The Hall-Dare Family and the Slave Trade

The Transatlantic Slave Trade between Africa, the Caribbean and the Americas began in the 15th century and lasted into the 19th century. Britain abolished slave trading by an Act of Parliament in 1807 but slave ownership was still permitted.

Like many families of their class at that time, the Hall-Dares had made money from plantations employing slave labour. When slave ownership was finally abolished by the British Government in 1833, Mabel’s grandfather, Robert Westley Hall-Dare, was awarded compensation of £14452, 14 shillings and 1 penny for the 273 slaves employed on his plantation, Maria’s Pleasure, on Wakenaam Island at the mouth of the Essequibo River in Guyana. It seems that he died before the compensation was paid out and the money was eventually paid to his son, Mabel’s father, Robert Westley Hall-Dare. The award is estimated to be worth around £12million at today’s value.
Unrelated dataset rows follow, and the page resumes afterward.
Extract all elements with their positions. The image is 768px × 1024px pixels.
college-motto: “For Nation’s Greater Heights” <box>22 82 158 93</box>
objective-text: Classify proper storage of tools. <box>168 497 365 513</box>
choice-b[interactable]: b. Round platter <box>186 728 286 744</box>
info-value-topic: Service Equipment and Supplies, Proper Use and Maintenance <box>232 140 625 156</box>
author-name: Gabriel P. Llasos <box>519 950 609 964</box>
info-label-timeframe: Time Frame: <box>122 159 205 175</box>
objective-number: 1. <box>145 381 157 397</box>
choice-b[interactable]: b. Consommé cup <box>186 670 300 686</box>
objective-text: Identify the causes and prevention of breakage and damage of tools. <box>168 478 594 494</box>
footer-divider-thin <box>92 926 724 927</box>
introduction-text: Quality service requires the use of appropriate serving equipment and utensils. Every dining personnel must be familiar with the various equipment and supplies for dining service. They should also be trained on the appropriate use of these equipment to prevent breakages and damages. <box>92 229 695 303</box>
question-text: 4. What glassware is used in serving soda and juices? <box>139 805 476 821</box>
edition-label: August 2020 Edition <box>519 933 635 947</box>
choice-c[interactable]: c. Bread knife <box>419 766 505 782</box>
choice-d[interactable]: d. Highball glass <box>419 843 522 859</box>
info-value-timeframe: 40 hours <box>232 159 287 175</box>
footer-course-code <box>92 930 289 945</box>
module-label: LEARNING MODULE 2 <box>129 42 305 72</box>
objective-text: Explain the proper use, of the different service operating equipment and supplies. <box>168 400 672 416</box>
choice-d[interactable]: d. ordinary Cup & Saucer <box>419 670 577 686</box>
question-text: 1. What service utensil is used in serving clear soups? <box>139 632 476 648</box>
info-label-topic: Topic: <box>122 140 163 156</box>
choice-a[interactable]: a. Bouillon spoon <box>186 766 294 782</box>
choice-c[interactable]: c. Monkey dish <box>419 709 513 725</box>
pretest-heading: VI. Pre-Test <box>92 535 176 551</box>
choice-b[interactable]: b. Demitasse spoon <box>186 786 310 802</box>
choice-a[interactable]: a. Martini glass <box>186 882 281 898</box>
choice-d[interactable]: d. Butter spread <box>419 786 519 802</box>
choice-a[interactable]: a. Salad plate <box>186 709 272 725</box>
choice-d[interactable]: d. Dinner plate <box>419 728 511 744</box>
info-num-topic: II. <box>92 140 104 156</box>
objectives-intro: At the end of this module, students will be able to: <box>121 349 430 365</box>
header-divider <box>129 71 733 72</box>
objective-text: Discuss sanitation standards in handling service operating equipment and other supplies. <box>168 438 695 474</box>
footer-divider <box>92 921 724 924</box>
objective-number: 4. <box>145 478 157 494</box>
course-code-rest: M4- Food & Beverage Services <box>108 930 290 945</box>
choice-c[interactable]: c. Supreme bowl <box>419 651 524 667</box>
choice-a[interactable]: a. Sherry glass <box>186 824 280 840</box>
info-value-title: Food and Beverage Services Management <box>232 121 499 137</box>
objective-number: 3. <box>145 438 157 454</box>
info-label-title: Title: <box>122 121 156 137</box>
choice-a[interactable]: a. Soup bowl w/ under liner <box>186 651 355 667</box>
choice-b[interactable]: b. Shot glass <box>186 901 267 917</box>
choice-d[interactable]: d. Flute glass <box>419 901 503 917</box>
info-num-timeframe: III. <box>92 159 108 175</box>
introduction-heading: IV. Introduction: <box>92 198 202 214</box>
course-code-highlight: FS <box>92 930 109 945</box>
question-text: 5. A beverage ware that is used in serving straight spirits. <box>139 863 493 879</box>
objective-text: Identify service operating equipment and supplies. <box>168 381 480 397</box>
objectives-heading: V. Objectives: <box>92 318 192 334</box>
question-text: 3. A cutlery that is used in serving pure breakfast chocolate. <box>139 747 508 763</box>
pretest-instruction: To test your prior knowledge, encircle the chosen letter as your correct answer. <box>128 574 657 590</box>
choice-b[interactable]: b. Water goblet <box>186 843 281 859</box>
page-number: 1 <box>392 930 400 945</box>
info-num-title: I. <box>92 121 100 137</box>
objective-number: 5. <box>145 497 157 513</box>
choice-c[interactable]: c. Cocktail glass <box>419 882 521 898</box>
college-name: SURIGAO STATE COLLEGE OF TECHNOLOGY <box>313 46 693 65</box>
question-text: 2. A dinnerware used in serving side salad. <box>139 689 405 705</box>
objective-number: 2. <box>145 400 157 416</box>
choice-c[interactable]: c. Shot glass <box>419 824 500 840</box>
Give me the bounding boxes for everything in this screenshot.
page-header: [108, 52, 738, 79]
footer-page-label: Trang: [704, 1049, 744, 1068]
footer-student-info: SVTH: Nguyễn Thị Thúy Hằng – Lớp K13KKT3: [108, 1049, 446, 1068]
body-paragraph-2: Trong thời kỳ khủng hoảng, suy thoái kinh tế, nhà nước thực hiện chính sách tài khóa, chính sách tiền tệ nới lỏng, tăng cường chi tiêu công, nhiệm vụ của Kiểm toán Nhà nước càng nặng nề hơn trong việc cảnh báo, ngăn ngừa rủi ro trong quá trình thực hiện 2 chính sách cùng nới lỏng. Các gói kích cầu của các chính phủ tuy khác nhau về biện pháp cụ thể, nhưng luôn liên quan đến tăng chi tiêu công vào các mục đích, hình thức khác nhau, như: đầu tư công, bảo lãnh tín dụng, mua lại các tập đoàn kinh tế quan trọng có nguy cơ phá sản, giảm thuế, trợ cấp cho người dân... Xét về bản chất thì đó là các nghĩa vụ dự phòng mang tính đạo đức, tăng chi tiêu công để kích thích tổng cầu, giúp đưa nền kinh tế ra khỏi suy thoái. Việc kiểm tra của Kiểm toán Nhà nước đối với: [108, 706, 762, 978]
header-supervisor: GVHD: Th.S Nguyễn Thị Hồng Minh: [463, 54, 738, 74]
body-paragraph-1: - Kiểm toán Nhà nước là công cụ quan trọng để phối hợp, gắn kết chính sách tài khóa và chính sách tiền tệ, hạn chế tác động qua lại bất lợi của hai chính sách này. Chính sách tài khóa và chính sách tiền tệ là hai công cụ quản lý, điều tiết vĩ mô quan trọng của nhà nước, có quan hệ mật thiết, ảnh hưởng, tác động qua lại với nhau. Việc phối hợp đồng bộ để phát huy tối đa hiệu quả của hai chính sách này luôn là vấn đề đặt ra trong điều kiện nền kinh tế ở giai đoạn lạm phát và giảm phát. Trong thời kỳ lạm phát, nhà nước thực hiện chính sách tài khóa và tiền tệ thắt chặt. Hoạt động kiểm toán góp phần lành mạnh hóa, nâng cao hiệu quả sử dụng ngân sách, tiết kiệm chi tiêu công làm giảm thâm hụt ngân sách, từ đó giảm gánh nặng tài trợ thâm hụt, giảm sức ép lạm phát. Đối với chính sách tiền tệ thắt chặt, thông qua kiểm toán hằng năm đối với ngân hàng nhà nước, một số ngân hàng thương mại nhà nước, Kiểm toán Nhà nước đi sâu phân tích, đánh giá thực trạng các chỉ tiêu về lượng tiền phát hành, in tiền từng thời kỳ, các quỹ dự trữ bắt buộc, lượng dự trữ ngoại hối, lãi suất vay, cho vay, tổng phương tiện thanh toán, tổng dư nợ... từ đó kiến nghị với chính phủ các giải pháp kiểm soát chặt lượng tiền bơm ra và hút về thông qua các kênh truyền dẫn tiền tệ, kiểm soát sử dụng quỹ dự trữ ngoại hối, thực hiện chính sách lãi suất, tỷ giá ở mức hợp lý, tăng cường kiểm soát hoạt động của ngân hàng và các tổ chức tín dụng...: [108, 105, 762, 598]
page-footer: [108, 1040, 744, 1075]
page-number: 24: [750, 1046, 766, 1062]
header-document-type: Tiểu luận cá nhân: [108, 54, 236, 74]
Mabel’s grandfather was born Robert Westley Hall in Essequibo River, Guyana on March 3, 1789. He changed his name to add the hyphenated Dare on 25 April 1823. His father, Mabel’s great-grandfather, also Robert Westley Hall, had married Maria Elizabeth Brower, after whom we presume the plantation of Maria’s Pleasure was named. Maria’s father, Cornelius, is listed as having lived at Demerara, so one wonders whether her family were also members of the so-called plantocracy, the Guyana ruling class of plantation owners. Mabel’s grandfather died on May 20, 1836 at the age of 47 and is buried at Theydon Bois, Essex, where Theodore and Mabel were later laid to rest.
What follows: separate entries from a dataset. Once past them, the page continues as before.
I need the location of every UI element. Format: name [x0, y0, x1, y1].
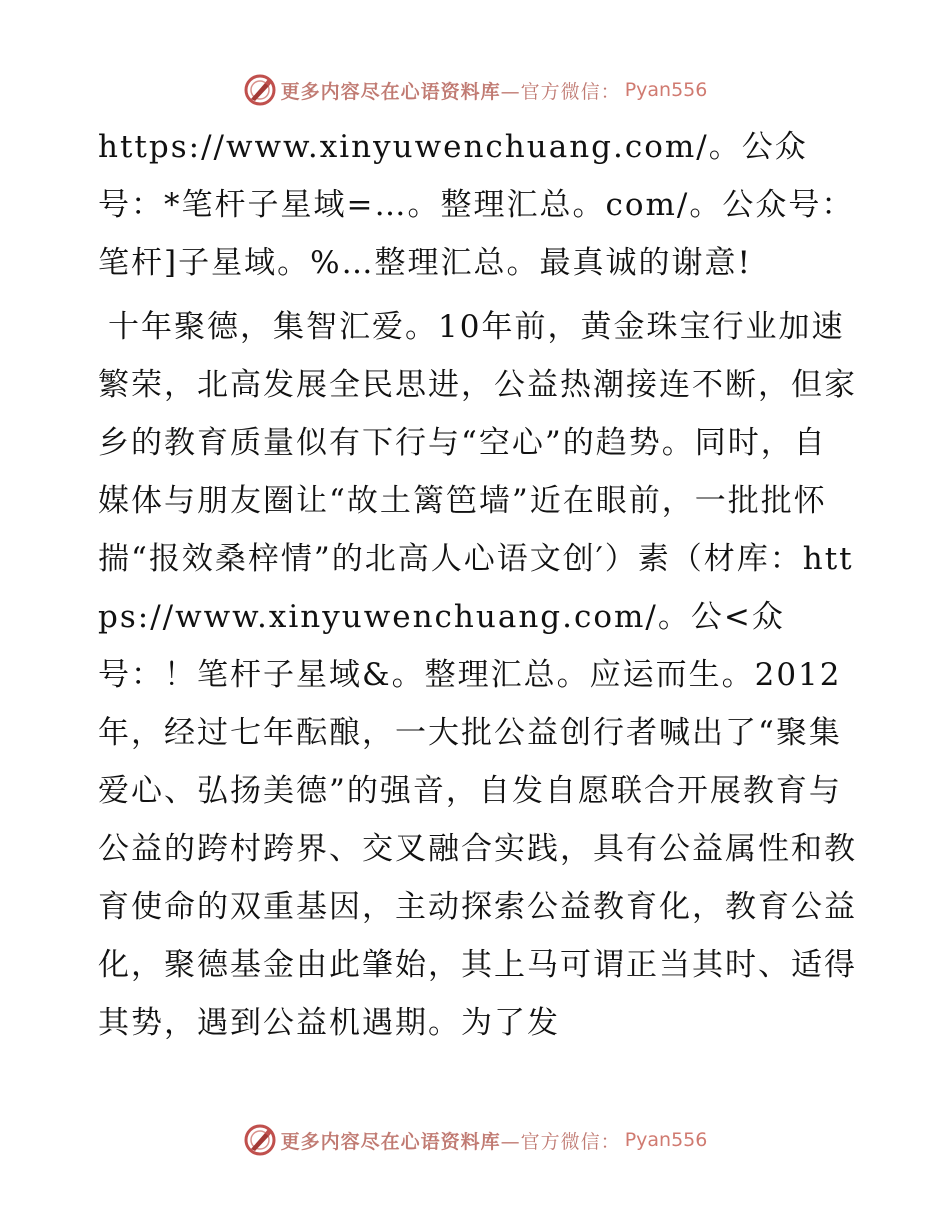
header-wechat-id: Pyan556 — [624, 79, 708, 101]
footer-slogan: 更多内容尽在心语资料库 — [280, 1130, 501, 1153]
pen-logo-icon — [243, 1123, 277, 1157]
paragraph-2: 十年聚德，集智汇爱。10年前，黄金珠宝行业加速繁荣，北高发展全民思进，公益热潮接连不断，但家乡的教育质量似有下行与“空心”的趋势。同时，自媒体与朋友圈让“故土篱笆墙”近在眼前，一批批怀揣“报效桑梓情”的北高人心语文创′）素（材库：https://www.xinyuwenchuang.com/。公<众号：！笔杆子星域&。整理汇总。应运而生。2012年，经过七年酝酿，一大批公益创行者喊出了“聚集爱心、弘扬美德”的强音，自发自愿联合开展教育与公益的跨村跨界、交叉融合实践，具有公益属性和教育使命的双重基因，主动探索公益教育化，教育公益化，聚德基金由此肇始，其上马可谓正当其时、适得其势，遇到公益机遇期。为了发 — [98, 309, 857, 1041]
paragraph-1: https://www.xinyuwenchuang.com/。公众号：*笔杆子星域=…。整理汇总。com/。公众号：笔杆]子星域。%…整理汇总。最真诚的谢意! — [98, 129, 855, 281]
document-body — [98, 118, 858, 1052]
header-slogan: 更多内容尽在心语资料库 — [280, 80, 501, 103]
header-banner — [0, 70, 950, 110]
footer-wechat-label: —官方微信： — [500, 1130, 621, 1153]
footer-wechat-id: Pyan556 — [624, 1129, 708, 1151]
footer-banner — [0, 1120, 950, 1160]
header-wechat-label: —官方微信： — [500, 80, 621, 103]
pen-logo-icon — [243, 73, 277, 107]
As part of the abolition legislation, records were drawn up of 46,000 compensation awards to the British owners of 800,000 slaves. Any judgement on individual morality should be tempered by the ‘normality’ of such a practice in those less-enlightened times.
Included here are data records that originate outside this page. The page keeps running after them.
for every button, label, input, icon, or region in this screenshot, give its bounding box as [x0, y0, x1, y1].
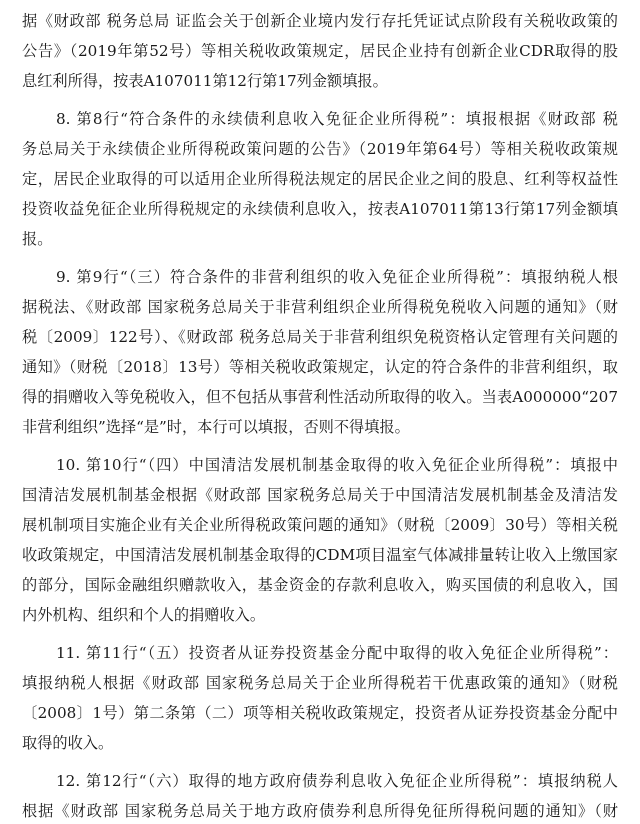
- paragraph-start-line: 9. 第9行“（三）符合条件的非营利组织的收入免征企业所得税”：填报纳税人根: [56, 268, 618, 286]
- paragraph-start-line: 8. 第8行“符合条件的永续债利息收入免征企业所得税”：填报根据《财政部 税: [56, 110, 618, 128]
- paragraph-start-line: 11. 第11行“（五）投资者从证券投资基金分配中取得的收入免征企业所得税”：: [56, 644, 618, 662]
- text-line: 内外机构、组织和个人的捐赠收入。: [22, 606, 265, 624]
- text-line: 息红利所得，按表A107011第12行第17列金额填报。: [22, 72, 388, 90]
- text-line: 得的捐赠收入等免税收入，但不包括从事营利性活动所取得的收入。当表A000000“207: [22, 388, 618, 406]
- text-line: 务总局关于永续债企业所得税政策问题的公告》（2019年第64号）等相关税收政策规: [22, 140, 618, 158]
- text-line: 取得的收入。: [22, 734, 114, 752]
- text-line: 收政策规定，中国清洁发展机制基金取得的CDM项目温室气体减排量转让收入上缴国家: [22, 546, 618, 564]
- paragraph-start-line: 12. 第12行“（六）取得的地方政府债券利息收入免征企业所得税”：填报纳税人: [56, 772, 618, 790]
- text-line: 国清洁发展机制基金根据《财政部 国家税务总局关于中国清洁发展机制基金及清洁发: [22, 486, 618, 504]
- text-line: 报。: [22, 230, 53, 248]
- text-line: 根据《财政部 国家税务总局关于地方政府债券利息所得免征所得税问题的通知》（财: [22, 802, 618, 820]
- text-line: 投资收益免征企业所得税规定的永续债利息收入，按表A107011第13行第17列金额填: [22, 200, 618, 218]
- text-line: 据税法、《财政部 国家税务总局关于非营利组织企业所得税免税收入问题的通知》（财: [22, 298, 618, 316]
- text-line: 填报纳税人根据《财政部 国家税务总局关于企业所得税若干优惠政策的通知》（财税: [22, 674, 618, 692]
- text-line: 非营利组织”选择“是”时，本行可以填报，否则不得填报。: [22, 418, 410, 436]
- text-line: 的部分，国际金融组织赠款收入，基金资金的存款利息收入，购买国债的利息收入，国: [22, 576, 618, 594]
- text-line: 公告》（2019年第52号）等相关税收政策规定，居民企业持有创新企业CDR取得的股: [22, 42, 618, 60]
- text-line: 定，居民企业取得的可以适用企业所得税法规定的居民企业之间的股息、红利等权益性: [22, 170, 618, 188]
- text-line: 税〔2009〕122号）、《财政部 税务总局关于非营利组织免税资格认定管理有关问题的: [22, 328, 618, 346]
- text-line: 〔2008〕1号）第二条第（二）项等相关税收政策规定，投资者从证券投资基金分配中: [22, 704, 618, 722]
- text-line: 通知》（财税〔2018〕13号）等相关税收政策规定，认定的符合条件的非营利组织，取: [22, 358, 618, 376]
- text-line: 据《财政部 税务总局 证监会关于创新企业境内发行存托凭证试点阶段有关税收政策的: [22, 12, 618, 30]
- text-line: 展机制项目实施企业有关企业所得税政策问题的通知》（财税〔2009〕30号）等相关税: [22, 516, 618, 534]
- paragraph-start-line: 10. 第10行“（四）中国清洁发展机制基金取得的收入免征企业所得税”：填报中: [56, 456, 618, 474]
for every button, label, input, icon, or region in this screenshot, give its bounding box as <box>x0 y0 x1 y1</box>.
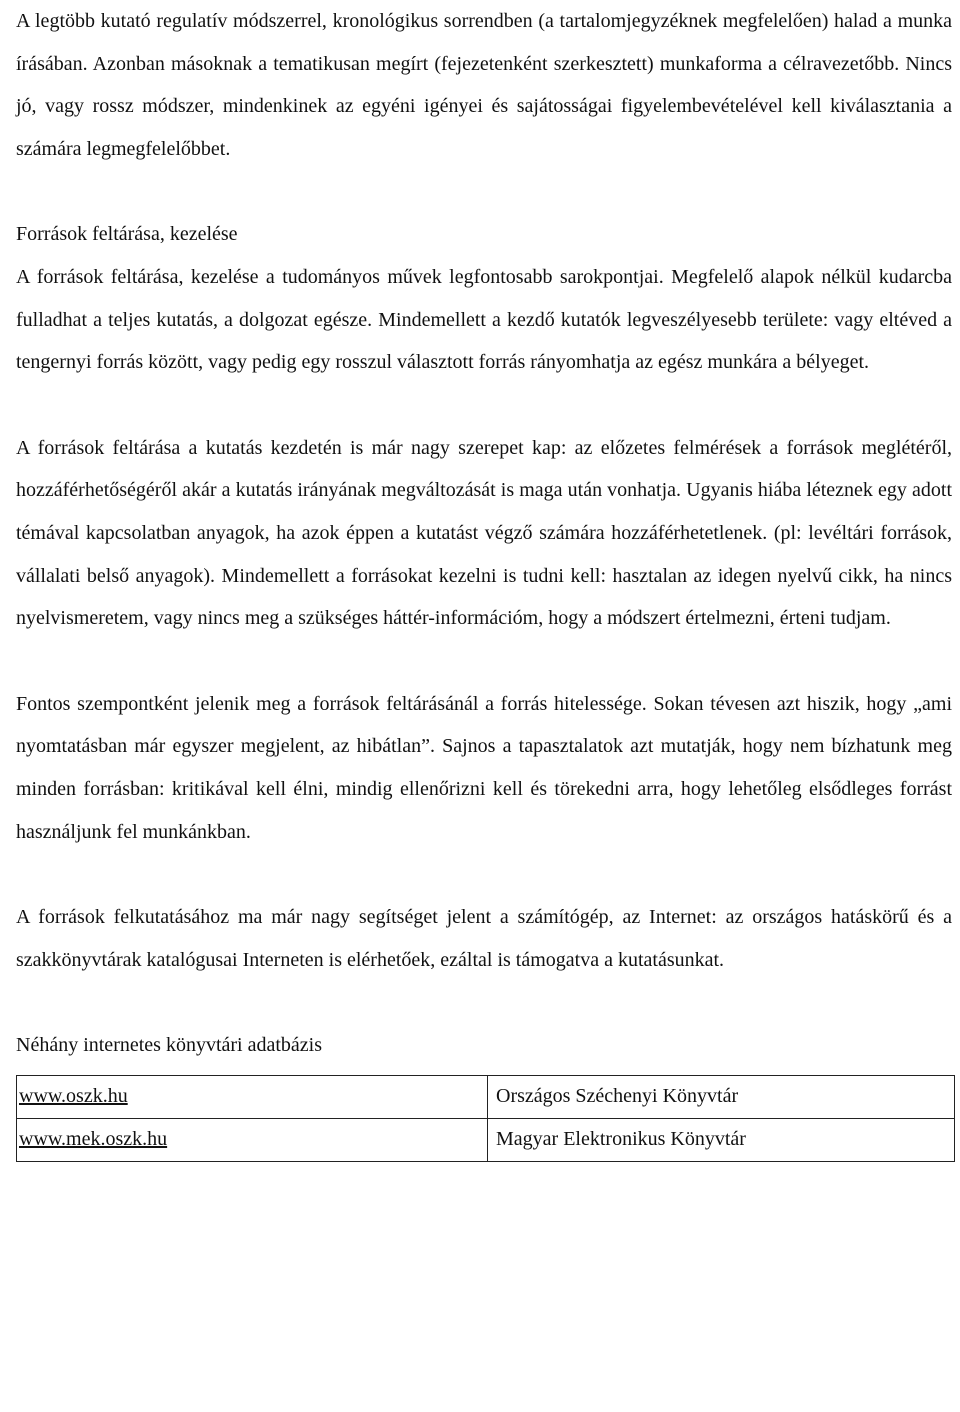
table-row <box>17 1118 955 1161</box>
spacer <box>16 170 952 213</box>
section-heading-sources: Források feltárása, kezelése <box>16 223 238 246</box>
spacer <box>16 981 952 1024</box>
table-cell-name: Országos Széchenyi Könyvtár <box>488 1075 955 1118</box>
oszk-link[interactable]: www.oszk.hu <box>19 1085 128 1108</box>
table-row <box>17 1075 955 1118</box>
spacer <box>16 640 952 683</box>
table-cell-name: Magyar Elektronikus Könyvtár <box>488 1118 955 1161</box>
spacer <box>16 384 952 427</box>
databases-heading: Néhány internetes könyvtári adatbázis <box>16 1034 322 1057</box>
spacer <box>16 853 952 896</box>
internet-paragraph: A források felkutatásához ma már nagy segítséget jelent a számítógép, az Internet: az országos hatáskörű és a szakkönyvtárak katalógusai Interneten is elérhetőek, ezáltal is támogatva a kutatásunkat. <box>16 906 952 971</box>
source-credibility-paragraph: Fontos szempontként jelenik meg a források feltárásánál a forrás hitelessége. Sokan tévesen azt hiszik, hogy „ami nyomtatásban már egyszer megjelent, az hibátlan”. Sajnos a tapasztalatok azt mutatják, hogy nem bízhatunk meg minden forrásban: kritikával kell élni, mindig ellenőrizni kell és törekedni arra, hogy lehetőleg elsődleges forrást használjunk fel munkánkban. <box>16 692 952 843</box>
document-page <box>16 0 952 1162</box>
table-cell-url <box>17 1075 488 1118</box>
mek-link[interactable]: www.mek.oszk.hu <box>19 1128 168 1151</box>
table-cell-url <box>17 1118 488 1161</box>
sources-paragraph: A források feltárása, kezelése a tudományos művek legfontosabb sarokpontjai. Megfelelő alapok nélkül kudarcba fulladhat a teljes kutatás, a dolgozat egésze. Mindemellett a kezdő kutatók legveszélyesebb területe: vagy eltéved a tengernyi forrás között, vagy pedig egy rosszul választott forrás rányomhatja az egész munkára a bélyeget. <box>16 265 952 374</box>
sources-access-paragraph: A források feltárása a kutatás kezdetén is már nagy szerepet kap: az előzetes felmérések a források meglétéről, hozzáférhetőségéről akár a kutatás irányának megváltozását is maga után vonhatja. Ugyanis hiába léteznek egy adott témával kapcsolatban anyagok, ha azok éppen a kutatást végző számára hozzáférhetetlenek. (pl: levéltári források, vállalati belső anyagok). Mindemellett a forrásokat kezelni is tudni kell: hasztalan az idegen nyelvű cikk, ha nincs nyelvismeretem, vagy nincs meg a szükséges háttér-információm, hogy a módszert értelmezni, érteni tudjam. <box>16 436 952 630</box>
library-database-table <box>16 1075 955 1162</box>
intro-paragraph: A legtöbb kutató regulatív módszerrel, kronológikus sorrendben (a tartalomjegyzéknek megfelelően) halad a munka írásában. Azonban másoknak a tematikusan megírt (fejezetenként szerkesztett) munkaforma a célravezetőbb. Nincs jó, vagy rossz módszer, mindenkinek az egyéni igényei és sajátosságai figyelembevételével kell kiválasztania a számára legmegfelelőbbet. <box>16 10 952 160</box>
The payouts to slave owners was extremely controversial at the time and amounted to the biggest ever bail-out by the British Government – £17billion at today’s value – only recently eclipsed by the £20billion bail-out of the Royal Bank of Scotland following the financial collapse of 2008. The slaves themselves got nothing, not even freedom until 5 years later in 1838 after a period, of what was effectively still slavery, called ‘apprenticeship’.